Dr Gillies Vanwalleghem
Postdoctoral research fellow, School of Biomedical Sciences, University of Queensland
As a transparent animal and with powerful light-based tools to monitor the brain, the larval zebrafish offers a perfect window into functioning neural circuits. We imaged the whole brain of zebrafish as they habituate to repeated looming stimuli. Habituation is a form of learning during which animals stop responding to repetitive stimuli, and deficits in habituation are characteristics of several psychiatric disorders.
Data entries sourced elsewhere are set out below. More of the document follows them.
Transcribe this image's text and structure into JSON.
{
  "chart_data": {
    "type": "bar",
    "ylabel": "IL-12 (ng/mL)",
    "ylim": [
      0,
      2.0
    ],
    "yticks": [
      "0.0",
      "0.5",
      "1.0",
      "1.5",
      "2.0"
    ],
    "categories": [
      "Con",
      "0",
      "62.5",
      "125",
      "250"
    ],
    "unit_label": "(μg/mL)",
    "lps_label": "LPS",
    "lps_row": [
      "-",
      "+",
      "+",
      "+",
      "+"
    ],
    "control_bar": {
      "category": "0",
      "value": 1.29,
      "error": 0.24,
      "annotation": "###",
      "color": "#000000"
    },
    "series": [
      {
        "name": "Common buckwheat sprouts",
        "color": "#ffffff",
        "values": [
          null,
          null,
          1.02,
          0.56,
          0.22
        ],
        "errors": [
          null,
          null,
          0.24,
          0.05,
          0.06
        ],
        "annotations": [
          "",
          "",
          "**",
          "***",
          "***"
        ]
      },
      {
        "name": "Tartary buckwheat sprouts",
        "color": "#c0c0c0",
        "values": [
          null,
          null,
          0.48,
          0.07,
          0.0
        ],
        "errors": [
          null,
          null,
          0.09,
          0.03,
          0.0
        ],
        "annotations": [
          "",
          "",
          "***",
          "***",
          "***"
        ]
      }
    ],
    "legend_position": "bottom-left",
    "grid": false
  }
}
To better model the differences between wild-type and fmr1 fish, we applied graph theory to the circuits underlying this habituation. This showed fmr1 mutants have a shift towards sustained premotor activity, leading to slower behavioral habituation.
I did my PhD under in Brussels working on an African parasite, Trypanosoma brucei. We showed how the parasite uses its adenylate cyclases to “poison” the host immune system and how primates have evolved a defence that can trigger programmed cell death in the parasite. After receiving an EMBO long-term fellowship I joined Ethan Scott in UQ to work on brain-wide calcium imaging of larval zebrafish. There I have been working on sensory processing from audition, to vision or simulated vestibular stimuli using optical trapping. We are currently establishing a screening pipeline for sensory deficits in autism models for zebrafish.